Возможно, он бы все равно встретил Дженнет на той злополучной корпоративной вечеринке, но не обратил бы на нее никакого внимания, поскольку был бы сыт и спокоен в своем браке, как в крепости, которую они построили бы вместе. Его взгляд скользнул бы по ней, как по красивой, но чужой вещи, – и тут же вернулся бы к сообщению от жены: «Не забудь купить молока».

Возможно, она бы прошла весь путь взросления Майкла рядом с ним. Не откупалась бы от его вопросов дешевыми подарками, чувствуя, как между ними вырастает стена из обид и невысказанного. Она стала бы ему опорой и поддержкой, а не мамой, чье беспокойство выражается в редких, неловких звонках между вызовами, когда она, слушая его скупые «все нормально», параллельно следит за мелькающими на мониторе тревожными сообщениями.

Уж слишком много «возможно». Они висели в воздухе ее бессонных ночей, в паузах между звонками отчаявшихся людей. Каждое – идеальный, отполированный до блеска мир, в котором она была счастлива. Но дверь в эти миры была заперта навсегда. Оставалось лишь одно, самое горькое «наверное»: наверное, счастье – это не про то, чтобы любой ценой догнать призрачный идеал служения закону, а про то, чтобы вовремя разглядеть настоящий закон жизни – любовь, семью, доверие.

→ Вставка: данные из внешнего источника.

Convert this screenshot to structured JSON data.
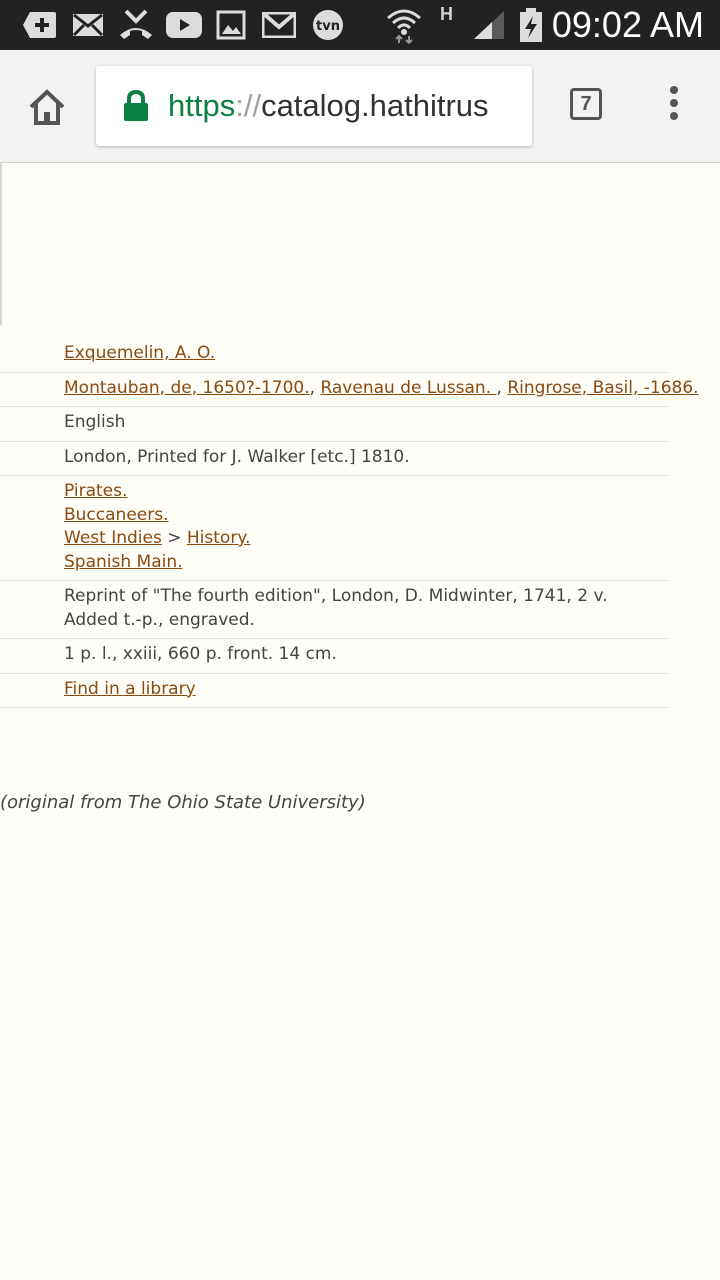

И понять это, увы, когда уже ничего нельзя исправить. Стоя у карты города, где чужие крики о помощи стали фоном ее собственного, запоздалого раскаяния. А ее ребенок растет там, за стеклом этой карты, в том самом доме с панорамными окнами, где когда-то могла бы жить она. Рядом с женщиной с идеальной прической, от которой пахнет не порохом и остывшим кофе, а дорогим, удушающим парфюмом. Женщиной, которая не путает дни его школьных спектаклей и не вздрагивает от звонка телефона. И которую он теперь называл своей матерью.

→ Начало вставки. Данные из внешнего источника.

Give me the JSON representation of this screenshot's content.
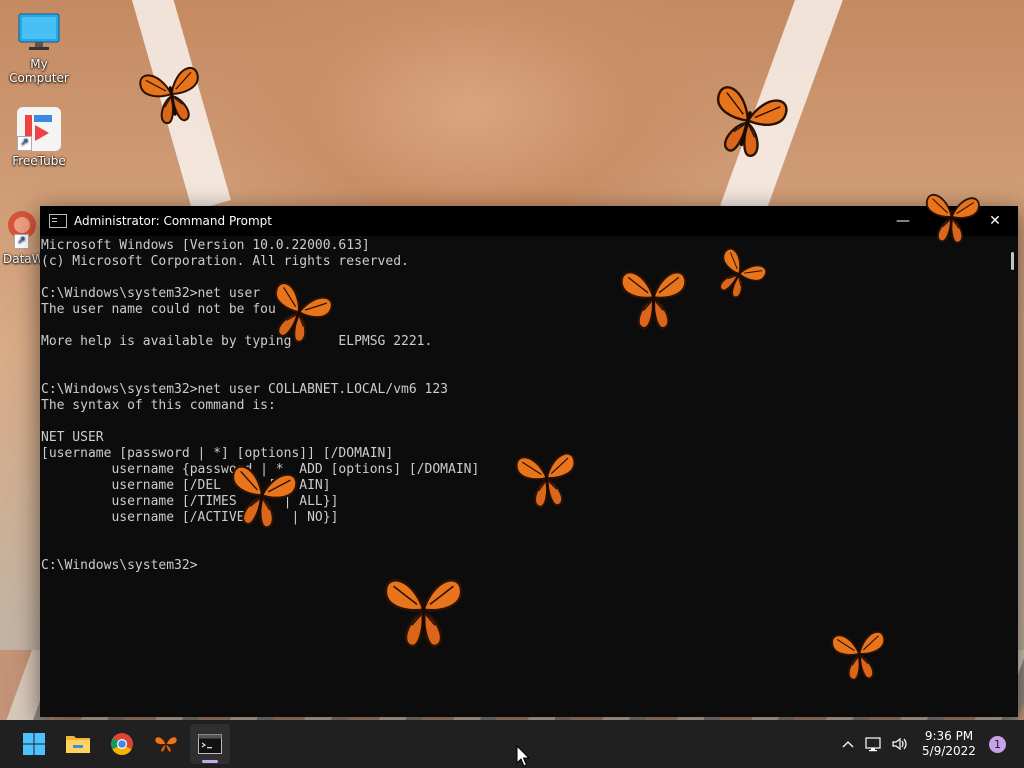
{
  "desktop": {
    "icons": [
      {
        "label": "My Computer"
      },
      {
        "label": "FreeTube"
      },
      {
        "label": "DataWi"
      }
    ]
  },
  "window": {
    "title": "Administrator: Command Prompt",
    "minimize_glyph": "—",
    "close_glyph": "✕"
  },
  "console": {
    "lines": [
      "Microsoft Windows [Version 10.0.22000.613]",
      "(c) Microsoft Corporation. All rights reserved.",
      "",
      "C:\\Windows\\system32>net user",
      "The user name could not be fou",
      "",
      "More help is available by typing      ELPMSG 2221.",
      "",
      "",
      "C:\\Windows\\system32>net user COLLABNET.LOCAL/vm6 123",
      "The syntax of this command is:",
      "",
      "NET USER",
      "[username [password | *] [options]] [/DOMAIN]",
      "         username {password | *  ADD [options] [/DOMAIN]",
      "         username [/DEL      [   AIN]",
      "         username [/TIMES      | ALL}]",
      "         username [/ACTIVE      | NO}]",
      "",
      "",
      "C:\\Windows\\system32>"
    ]
  },
  "taskbar": {
    "apps": [
      {
        "name": "Start",
        "icon": "windows-icon"
      },
      {
        "name": "File Explorer",
        "icon": "folder-icon"
      },
      {
        "name": "Chrome",
        "icon": "chrome-icon"
      },
      {
        "name": "Butterfly",
        "icon": "butterfly-icon"
      },
      {
        "name": "Command Prompt",
        "icon": "terminal-icon",
        "active": true
      }
    ],
    "tray": {
      "chevron": "^",
      "time": "9:36 PM",
      "date": "5/9/2022",
      "notifications": "1"
    }
  },
  "colors": {
    "console_text": "#cccccc",
    "console_bg": "#0c0c0c",
    "taskbar_bg": "#202020",
    "butterfly": "#e8741c",
    "accent": "#c8a2e8"
  }
}
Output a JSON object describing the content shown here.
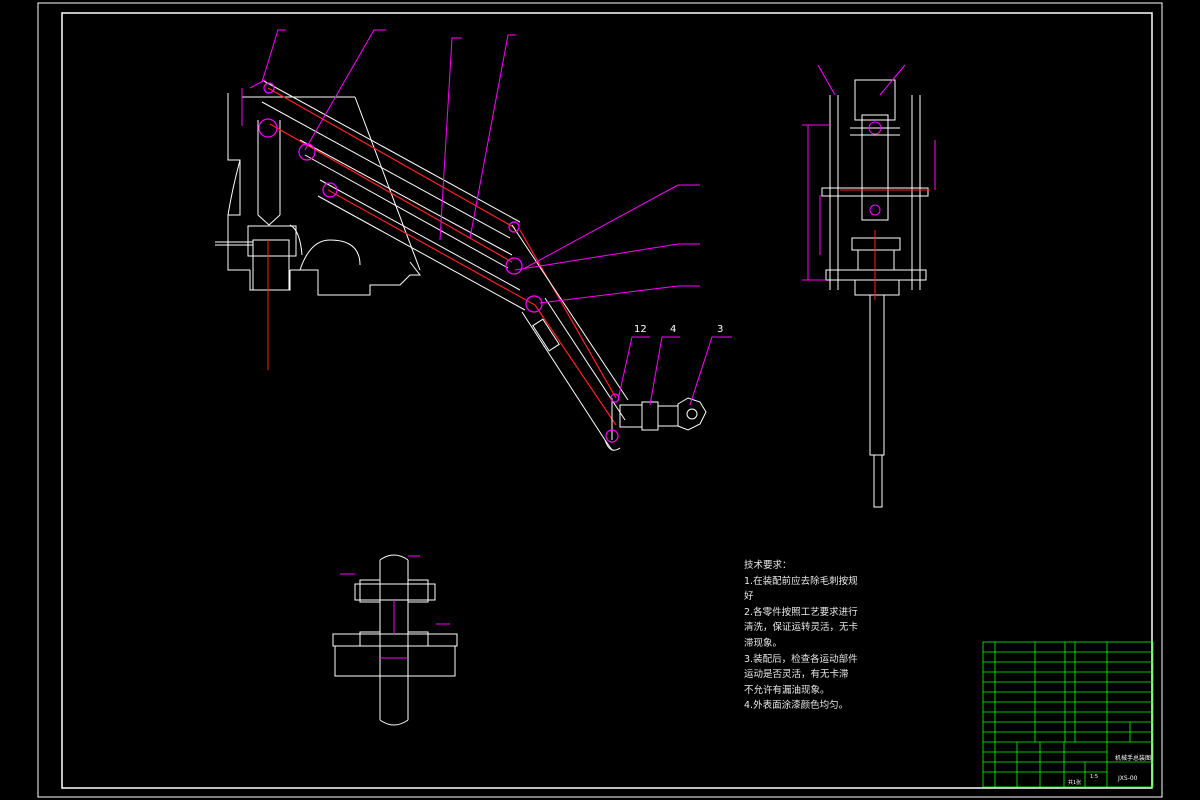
{
  "drawing": {
    "callouts": {
      "c12": "12",
      "c4": "4",
      "c3": "3"
    },
    "tech_requirements": {
      "title": "技术要求：",
      "lines": [
        "1.在装配前应去除毛刺按规",
        "好",
        "2.各零件按照工艺要求进行",
        "清洗，保证运转灵活，无卡",
        "滞现象。",
        "3.装配后，检查各运动部件",
        "运动是否灵活，有无卡滞",
        "不允许有漏油现象。",
        "4.外表面涂漆颜色均匀。"
      ]
    },
    "title_block": {
      "drawing_title": "机械手总装图",
      "drawing_number": "JXS-00",
      "scale": "1:5",
      "sheet": "共1张"
    }
  },
  "colors": {
    "background": "#000000",
    "outline": "#ffffff",
    "magenta": "#ff00ff",
    "red": "#ff2020",
    "table_green": "#00ff00"
  }
}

Смирение с реальностью медленно, но верно начало проникать в ее сознание только сейчас. Не раньше, не в день развода, не когда она сдавала значок, не когда слышала в трубке робкое «Здравствуйте, это кто?» от сына.

Только теперь. После того, как она встретилась лицом к лицу с чужой жизнью, которая, возможно, могла когда-то стать ее реальностью. А возможно, и нет. Возможно, Дэвид все равно ушел бы, возможно, Майкл все равно отвернулся бы. Возможно, ее карьера все равно бы рухнула, пусть и по другим причинам.

Само понятие «возможно» – довольно скользкое и неустойчивое. Оно не дает ответов, лишь множит вопросы. Но в этой хрупкости она наконец разглядела не проклятие, а освобождение. Не было единственно верного пути, который она проморгала. Была лишь череда выборов, сделанных той, кем она была тогда. Уставшей, напуганной, жаждущей признания женщиной.

И теперь, глядя на карту, испещренную огнями чужих трагедий и надежд, она поняла: ее жизнь – не ошибка. Это просто жизнь. Со всеми шрамами, потерями и вот этим тихим, одиноким постом.

Возможно, счастье – это не вернуться назад и все исправить. А принять тяжесть этого «сейчас». Принять то, что ее сын счастлив с другой женщиной. Принять то, что ее служба теперь – это ровный голос в трубке, способный стать якорем для тонущего. Принять. И сделать следующий вдох.